09.10.25
By: Neumo Team
Here’s what to know about applying traditional licensing models to remote sellers in the wake of the landmark South Dakota v. Wayfair case.
More than 2.7 million e-commerce businesses are estimated to be operating in the United States. With quick access to how-to guides and easy-to-follow programs for starting online businesses, and many individuals looking for ways to supplement their income, the number of e-commerce businesses is expected to increase exponentially over the next several years.
This exciting new frontier of e-commerce has presented a multitude of challenges and opportunities, not only for businesses but also for local governments looking to regulate and tax commercial activities. In recent years, questions have been swirling around the legitimacy of applying traditional tax and licensing models to remote sellers, particularly in the wake of the landmark South Dakota v. Wayfair case.
For local governments, it will become critical to have an answer ready on whether remote sellers operating in your jurisdiction are required to obtain a business license.
Here’s what to know about the economic vs. physical nexus debate and what your agency may want to consider.
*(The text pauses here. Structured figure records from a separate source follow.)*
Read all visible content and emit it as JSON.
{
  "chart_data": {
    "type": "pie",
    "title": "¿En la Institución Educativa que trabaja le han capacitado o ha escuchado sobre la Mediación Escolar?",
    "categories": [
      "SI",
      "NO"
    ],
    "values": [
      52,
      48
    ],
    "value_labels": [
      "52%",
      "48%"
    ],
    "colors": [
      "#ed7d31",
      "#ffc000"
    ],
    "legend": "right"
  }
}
First, it’s important to understand how the word nexus is defined. “Nexus” refers to the connection between a seller and a local jurisdiction that obligates the seller to collect and pay sales tax. There are two primary forms of nexus: physical and economic.
Physical nexus arises when a business has a tangible presence in a state, like a brick-and-mortar store, while economic nexus is related to the revenue earned or the number of transactions in a state.
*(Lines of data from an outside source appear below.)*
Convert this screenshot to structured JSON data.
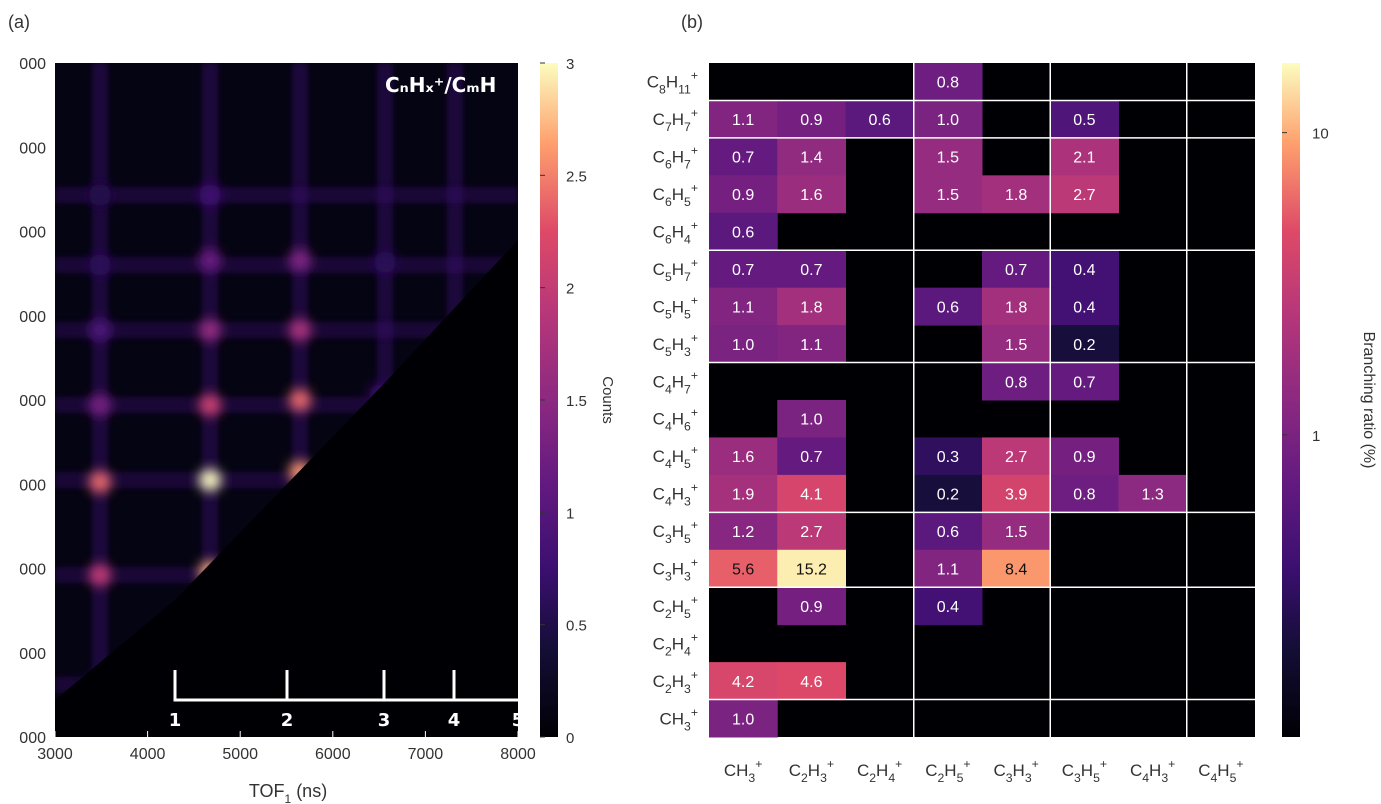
{
  "chart_data": [
    {
      "type": "heatmap",
      "panel_label": "(a)",
      "xlabel": "TOF",
      "xlabel_sub": "1",
      "xlabel_unit": "(ns)",
      "x_ticks": [
        "3000",
        "4000",
        "5000",
        "6000",
        "7000",
        "8000"
      ],
      "y_ticks": [
        "000",
        "000",
        "000",
        "000",
        "000",
        "000",
        "000",
        "000",
        "000"
      ],
      "xlim": [
        3000,
        8000
      ],
      "colorbar": {
        "label": "Counts",
        "range": [
          0,
          3
        ],
        "ticks": [
          "0",
          "0.5",
          "1",
          "1.5",
          "2",
          "2.5",
          "3"
        ]
      },
      "annotation": "CₙHₓ⁺/CₘH",
      "bracket_labels": [
        "1",
        "2",
        "3",
        "4",
        "5"
      ],
      "right_bracket_label": "m",
      "bottom_bracket_suffix": "n",
      "colormap": "magma"
    },
    {
      "type": "heatmap",
      "panel_label": "(b)",
      "colormap": "magma",
      "scale": "log",
      "colorbar": {
        "label": "Branching ratio (%)",
        "ticks": [
          "1",
          "10"
        ]
      },
      "x_categories": [
        "CH3+",
        "C2H3+",
        "C2H4+",
        "C2H5+",
        "C3H3+",
        "C3H5+",
        "C4H3+",
        "C4H5+"
      ],
      "y_categories": [
        "C8H11+",
        "C7H7+",
        "C6H7+",
        "C6H5+",
        "C6H4+",
        "C5H7+",
        "C5H5+",
        "C5H3+",
        "C4H7+",
        "C4H6+",
        "C4H5+",
        "C4H3+",
        "C3H5+",
        "C3H3+",
        "C2H5+",
        "C2H4+",
        "C2H3+",
        "CH3+"
      ],
      "cells": [
        [
          "C8H11+",
          "C2H5+",
          "0.8"
        ],
        [
          "C7H7+",
          "CH3+",
          "1.1"
        ],
        [
          "C7H7+",
          "C2H3+",
          "0.9"
        ],
        [
          "C7H7+",
          "C2H4+",
          "0.6"
        ],
        [
          "C7H7+",
          "C2H5+",
          "1.0"
        ],
        [
          "C7H7+",
          "C3H5+",
          "0.5"
        ],
        [
          "C6H7+",
          "CH3+",
          "0.7"
        ],
        [
          "C6H7+",
          "C2H3+",
          "1.4"
        ],
        [
          "C6H7+",
          "C2H5+",
          "1.5"
        ],
        [
          "C6H7+",
          "C3H5+",
          "2.1"
        ],
        [
          "C6H5+",
          "CH3+",
          "0.9"
        ],
        [
          "C6H5+",
          "C2H3+",
          "1.6"
        ],
        [
          "C6H5+",
          "C2H5+",
          "1.5"
        ],
        [
          "C6H5+",
          "C3H3+",
          "1.8"
        ],
        [
          "C6H5+",
          "C3H5+",
          "2.7"
        ],
        [
          "C6H4+",
          "CH3+",
          "0.6"
        ],
        [
          "C5H7+",
          "CH3+",
          "0.7"
        ],
        [
          "C5H7+",
          "C2H3+",
          "0.7"
        ],
        [
          "C5H7+",
          "C3H3+",
          "0.7"
        ],
        [
          "C5H7+",
          "C3H5+",
          "0.4"
        ],
        [
          "C5H5+",
          "CH3+",
          "1.1"
        ],
        [
          "C5H5+",
          "C2H3+",
          "1.8"
        ],
        [
          "C5H5+",
          "C2H5+",
          "0.6"
        ],
        [
          "C5H5+",
          "C3H3+",
          "1.8"
        ],
        [
          "C5H5+",
          "C3H5+",
          "0.4"
        ],
        [
          "C5H3+",
          "CH3+",
          "1.0"
        ],
        [
          "C5H3+",
          "C2H3+",
          "1.1"
        ],
        [
          "C5H3+",
          "C3H3+",
          "1.5"
        ],
        [
          "C5H3+",
          "C3H5+",
          "0.2"
        ],
        [
          "C4H7+",
          "C3H3+",
          "0.8"
        ],
        [
          "C4H7+",
          "C3H5+",
          "0.7"
        ],
        [
          "C4H6+",
          "C2H3+",
          "1.0"
        ],
        [
          "C4H5+",
          "CH3+",
          "1.6"
        ],
        [
          "C4H5+",
          "C2H3+",
          "0.7"
        ],
        [
          "C4H5+",
          "C2H5+",
          "0.3"
        ],
        [
          "C4H5+",
          "C3H3+",
          "2.7"
        ],
        [
          "C4H5+",
          "C3H5+",
          "0.9"
        ],
        [
          "C4H3+",
          "CH3+",
          "1.9"
        ],
        [
          "C4H3+",
          "C2H3+",
          "4.1"
        ],
        [
          "C4H3+",
          "C2H5+",
          "0.2"
        ],
        [
          "C4H3+",
          "C3H3+",
          "3.9"
        ],
        [
          "C4H3+",
          "C3H5+",
          "0.8"
        ],
        [
          "C4H3+",
          "C4H3+",
          "1.3"
        ],
        [
          "C3H5+",
          "CH3+",
          "1.2"
        ],
        [
          "C3H5+",
          "C2H3+",
          "2.7"
        ],
        [
          "C3H5+",
          "C2H5+",
          "0.6"
        ],
        [
          "C3H5+",
          "C3H3+",
          "1.5"
        ],
        [
          "C3H3+",
          "CH3+",
          "5.6"
        ],
        [
          "C3H3+",
          "C2H3+",
          "15.2"
        ],
        [
          "C3H3+",
          "C2H5+",
          "1.1"
        ],
        [
          "C3H3+",
          "C3H3+",
          "8.4"
        ],
        [
          "C2H5+",
          "C2H3+",
          "0.9"
        ],
        [
          "C2H5+",
          "C2H5+",
          "0.4"
        ],
        [
          "C2H3+",
          "CH3+",
          "4.2"
        ],
        [
          "C2H3+",
          "C2H3+",
          "4.6"
        ],
        [
          "CH3+",
          "CH3+",
          "1.0"
        ]
      ]
    }
  ]
}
While it was once fairly straightforward, the sharp rise of e-commerce and social media businesses over the last 15 years has muddied the waters over which nexus an online business falls under. In 2018, the debate finally reached the Supreme Court in a landmark case.
In 2018, the Supreme Court ruled on a case that provided more clarity on the physical vs. economic nexus debate. The South Dakota v. Wayfair case established that states could mandate out-of-state sellers to collect and remit sales taxes, even without a physical presence in the state.
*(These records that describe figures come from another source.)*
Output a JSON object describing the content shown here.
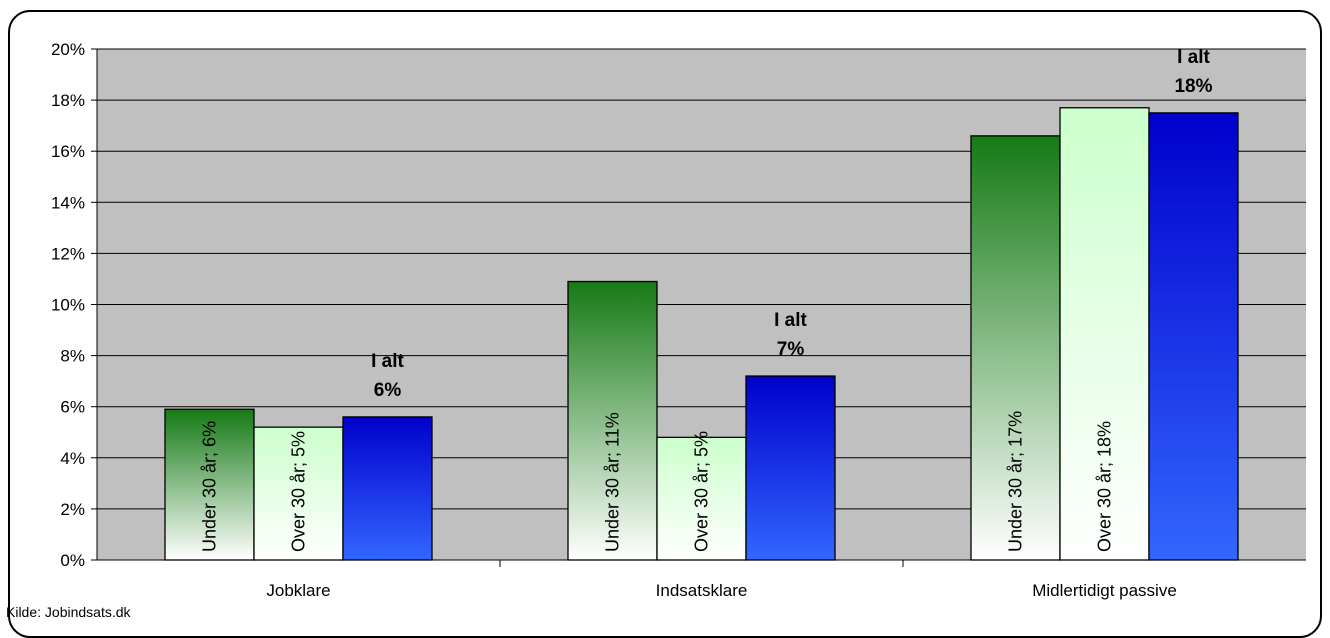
{
  "source_note": "Kilde: Jobindsats.dk",
  "chart_data": {
    "type": "bar",
    "categories": [
      "Jobklare",
      "Indsatsklare",
      "Midlertidigt passive"
    ],
    "ylim": [
      0,
      0.2
    ],
    "yticks": [
      0,
      0.02,
      0.04,
      0.06,
      0.08,
      0.1,
      0.12,
      0.14,
      0.16,
      0.18,
      0.2
    ],
    "ytick_labels": [
      "0%",
      "2%",
      "4%",
      "6%",
      "8%",
      "10%",
      "12%",
      "14%",
      "16%",
      "18%",
      "20%"
    ],
    "grid": true,
    "series": [
      {
        "key": "under30",
        "values": [
          0.059,
          0.109,
          0.166
        ],
        "labels": [
          "Under 30 år; 6%",
          "Under 30 år; 11%",
          "Under 30 år; 17%"
        ],
        "colors": [
          "#157a15",
          "#ffffff"
        ]
      },
      {
        "key": "over30",
        "values": [
          0.052,
          0.048,
          0.177
        ],
        "labels": [
          "Over 30 år; 5%",
          "Over 30 år; 5%",
          "Over 30 år; 18%"
        ],
        "colors": [
          "#ccffcc",
          "#ffffff"
        ]
      },
      {
        "key": "ialt",
        "values": [
          0.056,
          0.072,
          0.175
        ],
        "labels": [
          "I alt\n6%",
          "I alt\n7%",
          "I alt\n18%"
        ],
        "colors": [
          "#0000cc",
          "#3366ff"
        ]
      }
    ]
  }
}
This case introduced a renewed debate on whether states could or should impose local business license requirements on remote sellers solely based on economic nexus.
However, the legalization of requiring remote sellers to adhere to local business license mandates based only on economic nexus still poses significant legal and ethical considerations. The Wayfair case primarily focused on sales tax collection, leaving the intricacies of business licensing largely unanswered.
Thus, states and local jurisdictions remain in muddied waters, dealing with the implications of imposing local business licenses on entities operating in a virtual space.
A primary benefit of requiring remote sellers to obtain business licenses is that local governments can provide a level playing field for anyone operating in their jurisdiction. It guarantees that remote sellers benefitting from the state’s infrastructure and market contribute directly by obtaining business licenses and adhering to local regulations and standards.
On the flip side, this requirement could quickly become an undue burden on remote sellers. Economic growth could be stifled, as the administrative and financial hurdles of obtaining a license in every jurisdiction where a remote seller has an economic nexus could be overwhelming. This is especially true for smaller businesses that lack the resources and time to get multiple business licenses.
There are a few ways that requirements to obtain business licenses based on economic nexus could significantly alter remote sellers’ operational landscape. Obtaining business licenses in multiple jurisdictions can lead to a complex and fragmented compliance landscape, impacting business operations and necessitating additional resources for adherence to varied regulations.
Local governments need to clarify compliance early and have a system in place to help remote sellers remain compliant.
Additionally, the financial implications of securing and maintaining multiple business licenses can be substantial, potentially impacting the profitability of small and medium-sized enterprises. The operational adjustments needed to comply with varied licensing requirements across states can influence business strategies, product offerings, and market presence.
Local governments need to have a streamlined process for remote sellers to secure and renew business licenses if they want to encourage economic growth.
In light of the ongoing debates, it becomes imperative for local governments to revisit and rethink licensing models, ensuring they are equitable and adaptable to the evolving legal landscape. Striking a balance between maintaining regulatory standards and fostering economic growth will play a factor in the long run in the economic success of a jurisdiction. Should your agency decide to require business licenses for remote sellers, it is essential to have a solid communication plan in place about the new requirement to support compliance.
As e-commerce continues to evolve, states and local governments need to embrace a decision that works for both the jurisdiction and the remote seller. Your agency must find the right balance between safeguarding local interests and fostering an environment that’s conducive to remote sellers.
The discussions around economic vs. physical nexus and the subsequent requirements for remote sellers to obtain business licenses are far from over. The Wayfair case opened Pandora’s box of legal, ethical, and operational questions that are still being navigated. When it comes to requiring remote sellers to obtain a business license, what will your agency decide?